Lima Ancaman Omnibus Law Terhadap Perempuan Versi Solidaritas Perempuan

Ada 5 ancaman Omnibus Law terhadap perempuan. Lima ancaman Omnibus Law terhadap perempuan ini akan membuat posisi perempuan semakin rentan.

JEDA.ID-Ada lima ancaman Omnibus Law terhadap perempuan. Sebanyak lima ancaman Omnibus Law terhadap perempuan ini akan memperlebar dan memperdalam ketimpangan yang sudah dialami oleh perempuan.

Solidaritas Perempuan (SP) menyebut RUU Omnibus Law Cipta Kerja dapat mengancam keselamatan perempuan. Setidaknya ada 5 ancaman ketika RUU itu disahkan bagi perempuan menurut SP.

Koordinator Program Badan Eksekutif Nasional Solidaritas Perempuan Arieska Kurniawaty menyoroti pembahasan Omnibus Law yang terus berlanjut di tengah pandemi Corona. Arieska menilai ada agenda yang lebih penting untuk dilakukan seperti pembahasan RUU Penghapusan Kekerasan Seksual (PKS).

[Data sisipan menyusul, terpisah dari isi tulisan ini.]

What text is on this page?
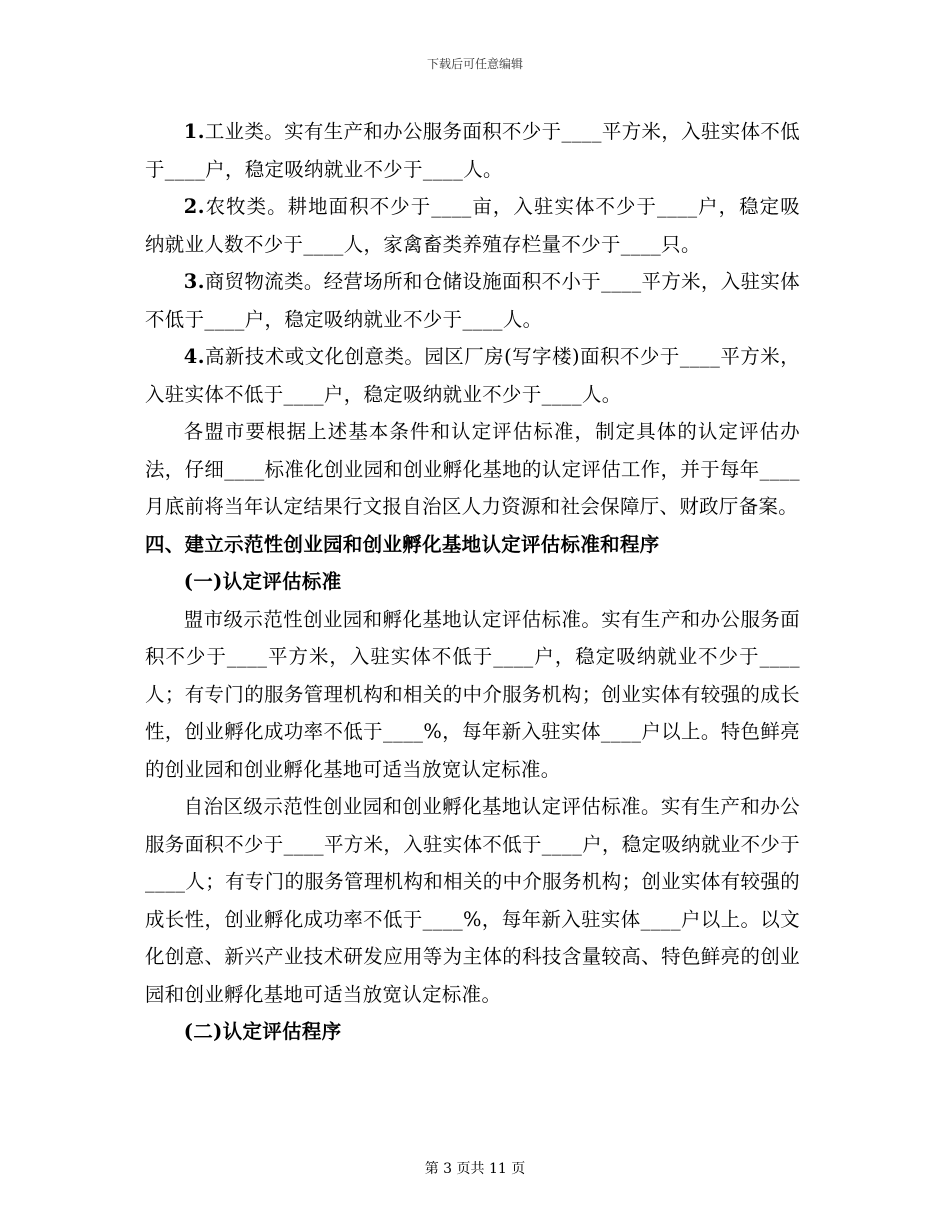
下载后可任意编辑

1.工业类。实有生产和办公服务面积不少于____平方米，入驻实体不低于____户，稳定吸纳就业不少于____人。

2.农牧类。耕地面积不少于____亩，入驻实体不少于____户，稳定吸纳就业人数不少于____人，家禽畜类养殖存栏量不少于____只。

3.商贸物流类。经营场所和仓储设施面积不小于____平方米，入驻实体不低于____户，稳定吸纳就业不少于____人。

4.高新技术或文化创意类。园区厂房(写字楼)面积不少于____平方米，入驻实体不低于____户，稳定吸纳就业不少于____人。

各盟市要根据上述基本条件和认定评估标准，制定具体的认定评估办法，仔细____标准化创业园和创业孵化基地的认定评估工作，并于每年____月底前将当年认定结果行文报自治区人力资源和社会保障厅、财政厅备案。

四、建立示范性创业园和创业孵化基地认定评估标准和程序

(一)认定评估标准

盟市级示范性创业园和孵化基地认定评估标准。实有生产和办公服务面积不少于____平方米，入驻实体不低于____户，稳定吸纳就业不少于____人；有专门的服务管理机构和相关的中介服务机构；创业实体有较强的成长性，创业孵化成功率不低于____%，每年新入驻实体____户以上。特色鲜亮的创业园和创业孵化基地可适当放宽认定标准。

自治区级示范性创业园和创业孵化基地认定评估标准。实有生产和办公服务面积不少于____平方米，入驻实体不低于____户，稳定吸纳就业不少于____人；有专门的服务管理机构和相关的中介服务机构；创业实体有较强的成长性，创业孵化成功率不低于____%，每年新入驻实体____户以上。以文化创意、新兴产业技术研发应用等为主体的科技含量较高、特色鲜亮的创业园和创业孵化基地可适当放宽认定标准。

(二)认定评估程序

第 3 页共 11 页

“Setidaknya kita punya 140 juta perempuan di Indonesia yang saat ini menanti kesungguhan pemerintah dan parlemen untuk menjalankan mandatnya dalam melindungi warganya khusunya perempuan dari kejahatan seksual melalui RUU Penghapusan Kekerasan Seksual. Seperti juga halnya perempuan di wilayah pedesaan dan perkotaan yang menunggu bagaimana tindakan negara untuk mengatasi krisis Covid-19 yang berlarut-larut tidak membaik,” kata Arieska melalui siaran YouTube Rakyat Indonesia ID, seperti dikutip dari detikcom, Senin (5/10/2020).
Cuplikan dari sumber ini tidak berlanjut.